Making Enterprise AI Digestible And Effective
If we take a broader view of all the experiments in enterprise AI across the two years since the AI hype cycle began, the painful truth is that many of them yielded no meaningful results — and in lots of cases maybe shouldn’t have been built in the first place. By contrast, Microsoft was very early with its investments in generative AI (especially through its support of OpenAI), and since early 2023 it has taken an aggressive but very steady approach to making AI a genuine source of value, for itself and for its customers.
It’s no accident that today big names as diverse as Toyota, Blackrock and NASA are using Microsoft’s AI stack. It’s also no accident that Microsoft has done the hard, unglamorous work of building a data management platform like Fabric, which appeals mainly to IT geeks — but which could be a boon for scaling AI beyond experiments and into pervasive operational deployments.
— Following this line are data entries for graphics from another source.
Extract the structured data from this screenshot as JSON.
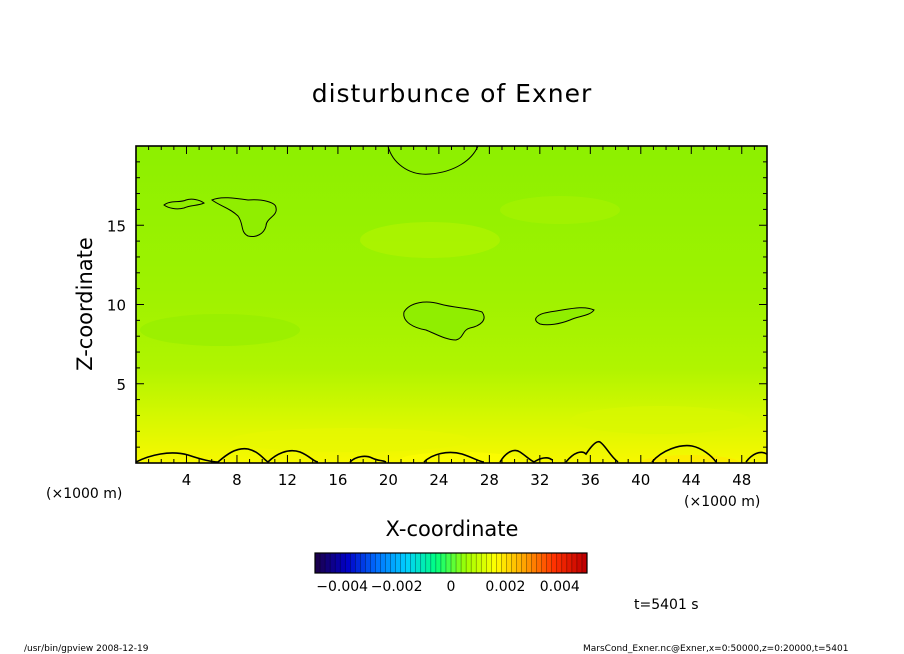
{
  "chart_data": {
    "type": "heatmap",
    "title": "disturbunce of Exner",
    "xlabel": "X-coordinate",
    "ylabel": "Z-coordinate",
    "x_unit_left": "(×1000 m)",
    "x_unit_right": "(×1000 m)",
    "xlim": [
      0,
      50
    ],
    "ylim": [
      0,
      20
    ],
    "xticks": [
      4,
      8,
      12,
      16,
      20,
      24,
      28,
      32,
      36,
      40,
      44,
      48
    ],
    "yticks": [
      5,
      10,
      15
    ],
    "colorbar": {
      "range": [
        -0.005,
        0.005
      ],
      "tick_labels": [
        {
          "value": -0.004,
          "label": "−0.004"
        },
        {
          "value": -0.002,
          "label": "−0.002"
        },
        {
          "value": 0,
          "label": "0"
        },
        {
          "value": 0.002,
          "label": "0.002"
        },
        {
          "value": 0.004,
          "label": "0.004"
        }
      ],
      "colors": [
        "#1a0050",
        "#0000c8",
        "#0070ff",
        "#00d0ff",
        "#00ff80",
        "#a0ff00",
        "#ffff00",
        "#ffa000",
        "#ff3000",
        "#c00000"
      ]
    },
    "time_label": "t=5401 s",
    "grid": false
  },
  "footer": {
    "left": "/usr/bin/gpview   2008-12-19",
    "right": "MarsCond_Exner.nc@Exner,x=0:50000,z=0:20000,t=5401"
  }
}
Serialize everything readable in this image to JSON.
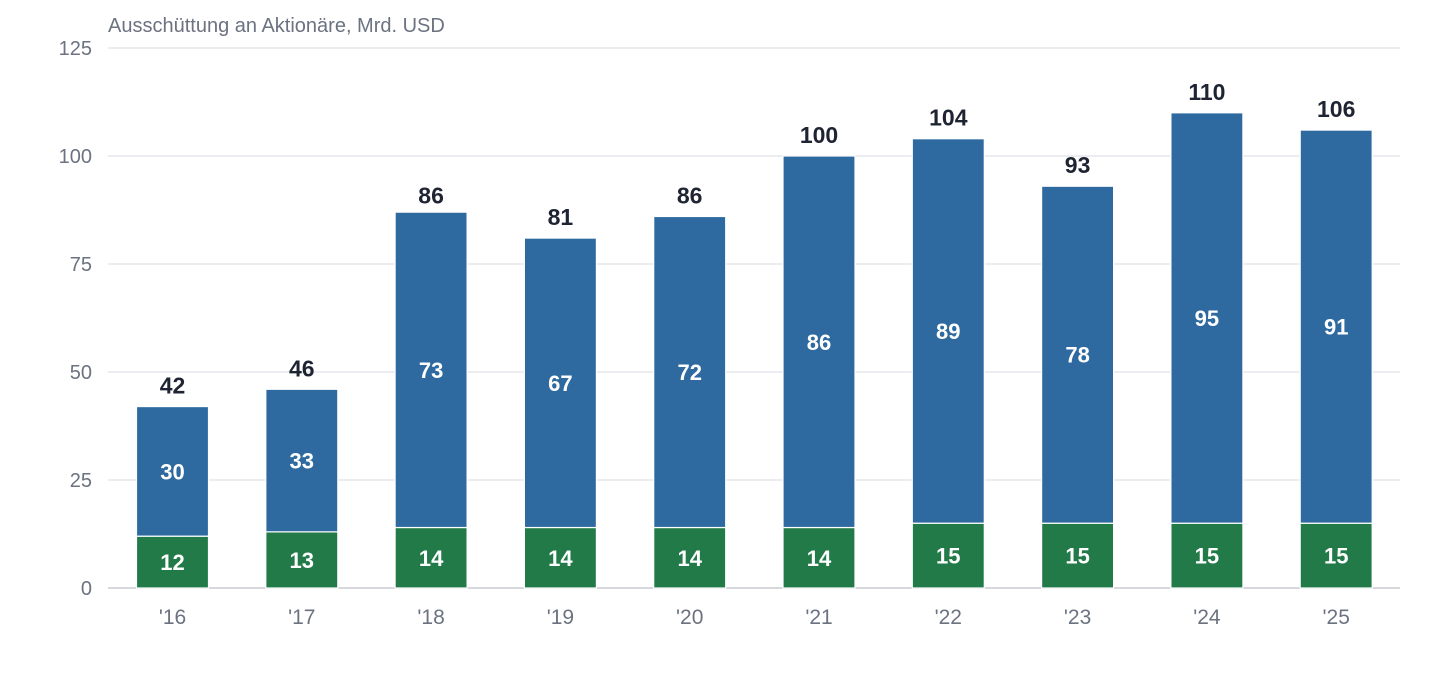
{
  "chart_data": {
    "type": "bar",
    "stacked": true,
    "title": "Ausschüttung an Aktionäre, Mrd. USD",
    "categories": [
      "'16",
      "'17",
      "'18",
      "'19",
      "'20",
      "'21",
      "'22",
      "'23",
      "'24",
      "'25"
    ],
    "series": [
      {
        "values": [
          12,
          13,
          14,
          14,
          14,
          14,
          15,
          15,
          15,
          15
        ],
        "color": "#217a47"
      },
      {
        "values": [
          30,
          33,
          73,
          67,
          72,
          86,
          89,
          78,
          95,
          91
        ],
        "color": "#2e6a9f"
      }
    ],
    "totals": [
      42,
      46,
      86,
      81,
      86,
      100,
      104,
      93,
      110,
      106
    ],
    "ylim": [
      0,
      125
    ],
    "yticks": [
      0,
      25,
      50,
      75,
      100,
      125
    ],
    "grid": true,
    "legend": "none"
  }
}
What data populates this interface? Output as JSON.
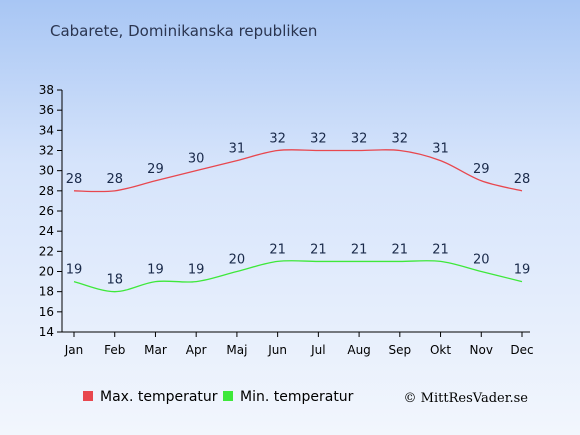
{
  "chart_data": {
    "type": "line",
    "title": "Cabarete, Dominikanska republiken",
    "xlabel": "",
    "ylabel": "",
    "categories": [
      "Jan",
      "Feb",
      "Mar",
      "Apr",
      "Maj",
      "Jun",
      "Jul",
      "Aug",
      "Sep",
      "Okt",
      "Nov",
      "Dec"
    ],
    "ylim": [
      14,
      38
    ],
    "yticks": [
      14,
      16,
      18,
      20,
      22,
      24,
      26,
      28,
      30,
      32,
      34,
      36,
      38
    ],
    "grid": false,
    "legend_position": "bottom",
    "series": [
      {
        "name": "Max. temperatur",
        "color": "#e8474e",
        "values": [
          28,
          28,
          29,
          30,
          31,
          32,
          32,
          32,
          32,
          31,
          29,
          28
        ]
      },
      {
        "name": "Min. temperatur",
        "color": "#3ee83a",
        "values": [
          19,
          18,
          19,
          19,
          20,
          21,
          21,
          21,
          21,
          21,
          20,
          19
        ]
      }
    ]
  },
  "credit": "© MittResVader.se"
}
To be sure, the company has to watch out for over-hyping its capabilities, yet still be inspiring enough to motivate enterprises to move more quickly. The biggest thing Microsoft needs to address is something it didn’t at the show related to data. With 70% to 80% of enterprise data on-prem or on the edge, how does Microsoft maximize its play with AI? From my vantage point, the talking point so far is “Move the data to the public cloud.” Yet we’re 17 years into the public cloud, the on-prem stacks from VMware, RedHat and Nutanix are getting better, and I don’t see a mass public-cloud migration anytime soon. Microsoft can more directly address this.
On the plus side, Microsoft seems to grasp how quickly AI is evolving, from models to apps to use cases to user experiences. And the company certainly doesn’t lack ambition. At the analyst session during Ignite, the question arose of how ubiquitous Nadella thinks Copilot could be. His answer: “How many Excel spreadsheets are there in your organization?” Based on what we saw at Ignite, I think Microsoft’s odds of achieving that are pretty good.